I originally wanted to write this post as a great, self-serving nod to the five parenting lessons I learned in 2013. You know, giving myself all the credit for the amazing job I did this year... but as I sat here, looking over pictures of the past year, I realized that the tables are turning a little bit. Until now, I've done a lot of teaching, the instructing, the guiding. We made it through potty training all the way through learning to change your underwear even if you don't shower that day. Our lessons on manners are more about people's feelings than the simple, "Say please and thank you." They understand the importance of family participation in chores and photographs and events.
But my work here is not done. I recognize I have a lot left to teach -- and a lot left to learn.
2013 began that turning of the tables. My two boys have taught me a lot this year. Here are five lessons I hope to keep with me over the years.
Be In the Moment
When my sons are doing something that they love to do -- like jumping through the sprinkler on a hot day -- they are not simultaneously worrying about 52 other things. They are in the moment. They surrender -- fully -- to the joy. They don't think about their messy bedrooms or the homework that needs completed or the mean thing that so-and-so said on the playground earlier that day.
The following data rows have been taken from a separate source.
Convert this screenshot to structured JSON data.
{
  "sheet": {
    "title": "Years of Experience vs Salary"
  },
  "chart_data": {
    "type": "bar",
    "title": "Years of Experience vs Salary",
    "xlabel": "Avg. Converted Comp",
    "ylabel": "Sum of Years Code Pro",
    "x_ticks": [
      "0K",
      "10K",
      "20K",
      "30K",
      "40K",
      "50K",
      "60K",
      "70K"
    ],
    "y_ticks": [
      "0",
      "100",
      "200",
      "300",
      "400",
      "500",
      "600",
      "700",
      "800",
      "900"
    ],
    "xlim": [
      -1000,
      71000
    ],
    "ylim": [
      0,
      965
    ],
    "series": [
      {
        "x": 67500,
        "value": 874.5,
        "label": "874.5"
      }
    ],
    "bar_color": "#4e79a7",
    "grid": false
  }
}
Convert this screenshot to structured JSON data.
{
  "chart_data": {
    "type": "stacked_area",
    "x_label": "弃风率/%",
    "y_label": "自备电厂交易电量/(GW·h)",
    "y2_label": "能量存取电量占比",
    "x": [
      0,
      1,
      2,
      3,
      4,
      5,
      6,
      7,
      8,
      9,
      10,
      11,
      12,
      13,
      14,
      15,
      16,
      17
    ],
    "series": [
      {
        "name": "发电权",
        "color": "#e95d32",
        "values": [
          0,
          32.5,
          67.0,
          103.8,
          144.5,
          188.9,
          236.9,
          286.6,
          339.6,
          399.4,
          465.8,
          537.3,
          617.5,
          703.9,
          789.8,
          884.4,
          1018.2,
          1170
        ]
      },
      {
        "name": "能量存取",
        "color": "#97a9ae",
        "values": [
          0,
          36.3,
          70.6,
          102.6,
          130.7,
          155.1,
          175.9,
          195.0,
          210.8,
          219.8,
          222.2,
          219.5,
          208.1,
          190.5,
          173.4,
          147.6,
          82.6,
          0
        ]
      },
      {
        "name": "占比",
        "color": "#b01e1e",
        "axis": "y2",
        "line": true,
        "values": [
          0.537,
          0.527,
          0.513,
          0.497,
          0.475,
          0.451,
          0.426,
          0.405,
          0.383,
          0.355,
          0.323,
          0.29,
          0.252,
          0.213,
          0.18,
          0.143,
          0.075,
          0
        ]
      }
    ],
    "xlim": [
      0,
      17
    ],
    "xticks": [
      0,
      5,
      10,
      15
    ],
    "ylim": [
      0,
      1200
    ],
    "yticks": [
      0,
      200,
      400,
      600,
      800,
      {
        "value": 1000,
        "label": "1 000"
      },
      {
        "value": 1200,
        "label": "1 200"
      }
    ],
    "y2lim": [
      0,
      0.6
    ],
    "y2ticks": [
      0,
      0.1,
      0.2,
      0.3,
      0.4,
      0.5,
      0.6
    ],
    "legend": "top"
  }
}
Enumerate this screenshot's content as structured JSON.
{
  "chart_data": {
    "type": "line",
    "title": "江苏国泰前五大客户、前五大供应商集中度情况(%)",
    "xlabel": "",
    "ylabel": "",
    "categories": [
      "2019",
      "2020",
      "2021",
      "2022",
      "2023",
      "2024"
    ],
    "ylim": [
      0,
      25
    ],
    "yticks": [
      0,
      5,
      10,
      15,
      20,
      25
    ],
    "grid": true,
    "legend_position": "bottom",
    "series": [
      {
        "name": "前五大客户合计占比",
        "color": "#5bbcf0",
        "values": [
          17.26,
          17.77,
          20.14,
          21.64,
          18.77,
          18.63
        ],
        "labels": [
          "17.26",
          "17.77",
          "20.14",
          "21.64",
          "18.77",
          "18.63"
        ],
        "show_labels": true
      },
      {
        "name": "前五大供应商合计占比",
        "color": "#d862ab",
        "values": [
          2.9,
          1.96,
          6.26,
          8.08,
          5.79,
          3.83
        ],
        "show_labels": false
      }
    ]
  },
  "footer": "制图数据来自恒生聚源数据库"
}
I want to live joy like that, to be fully immersed in the moment so deeply that I don't care about the dishes, the laundry, the deadlines.
This Too Shall Pass
When you're six- and eight-years-old, you do some things that end up getting you in trouble. It happens. You tell a little white lie -- and you get caught. You argue with your brother. You were too caught up in the joy of doing whatever it is that you were doing and forgot to clean your room like your mommy asked -- twice. Consequences for actions are an important pat of life. Also important: Being able to accept the consequence, do what you have to in light of it, and move on or forward. Sometimes that means offering an apology. Sometimes it means doing what you were supposed to do, and doing it right. Sometimes it means sitting quietly and reflecting on the hows and whys. But then once those things are done? You go back to being in the moment. As I've watched them do that this year, I am inspired to quit dwelling on the little things, the consequences of my own actions. This one feels hard, but necessary.
It's Not THAT Serious
Sometimes you just have to put on a costume. Or belly laugh at cartoons. Or fart jokes -- especially at fart jokes. My life as a mom this year has been one endless fart/poop/penis/butt joke. I get annoyed, aggravated. Those two kids (and their father)? Laugh deeply. I've learned that laughing at jokes -- or more importantly, at life -- is a requirement. It feels good. It lessens the tension of the moment. It brings about perspective. And really? The jokes are kind of funny. In all of this, I have learned that not everything is life and death and maybe I need to lighten up. Just a little bit. Because we don't tell penis jokes in church, OKAY?!?!?! Ahem.
ASK ALL THE QUESTIONS
I live in a real life 20 Questions game, but instead of 20 it's like FIVE BILLION QUESTIONS. All day long. As we were dropping off the boys to spend a day with Grandpa this year, he commented that he had been practicing all of the answers to be ready for all of the questions. It's funny and sometimes ear-numbing -- but it's awesome. These two guys aren't afraid to ask a question of anyone at any time. Where do babies come from? Check. How do you make a video game? Check. Why do we eat meat? How is poop made? But how does the sperm get to the egg? Check, check, and omg, check. In accomplishing one of my parenting goals -- making sure my children felt they could ask or tell me anything -- I have created this non-stop stream of questions and it is my job to answer them. If I don't know an answer, they simply say, "Well, ask Siri!" I love it, because I think it's good for our future relationship. But it's also taught me to stop being afraid to ask questions, to search for answers when I don't know them, to seek out solutions when they aren't immediately evident. It's also taught me how little I know about the world at large, but we're all learning the answers together. Pretty cool, if not slightly deafening.
Be Quick to Forgive
Having a brother (or a sibling in general) can be difficult. These two boys argue over the stupidest of things at times. Video games. Books. The red crayon even though we have 17 red crayons, four red markers, three red colored pencils, red paint, and red pastels. It can be frustrating to listen to the non-stop arguing as the parent. I frequently remind them that "he's the only brother you're ever going to have," which is usually greeted with a muffled apology. What I love about the arguing however is how quickly they offer their forgiveness to one another. Yes, we've had some "I don't want to forgive you right now, so I'm going to my room with my toy for awhile" type of moments. Even still, a little while later the offended party will come out of his room and start right back into playing whatever they were playing before the issue at hand. There's no blame game. There's no jabs with words or elbows. What's done is done, what's in the past is over. Move forward with your brother. Every time I watch this play out, I think of those situations in which I have not readily -- or ever -- offered my forgiveness. I definitely need to work on this lesson that they repeatedly -- almost daily -- teach me.
There were other lessons, of course: Check to make sure the seat is down before you sit down on a toilet in a house full of men, big and little. You don't have to like a game/movie/character/book just because someone else does, even if that someone else is your brother. Don't pick your nose and eat it -- or your ear wax. (OMG.)
What did your kids teach you in 2013?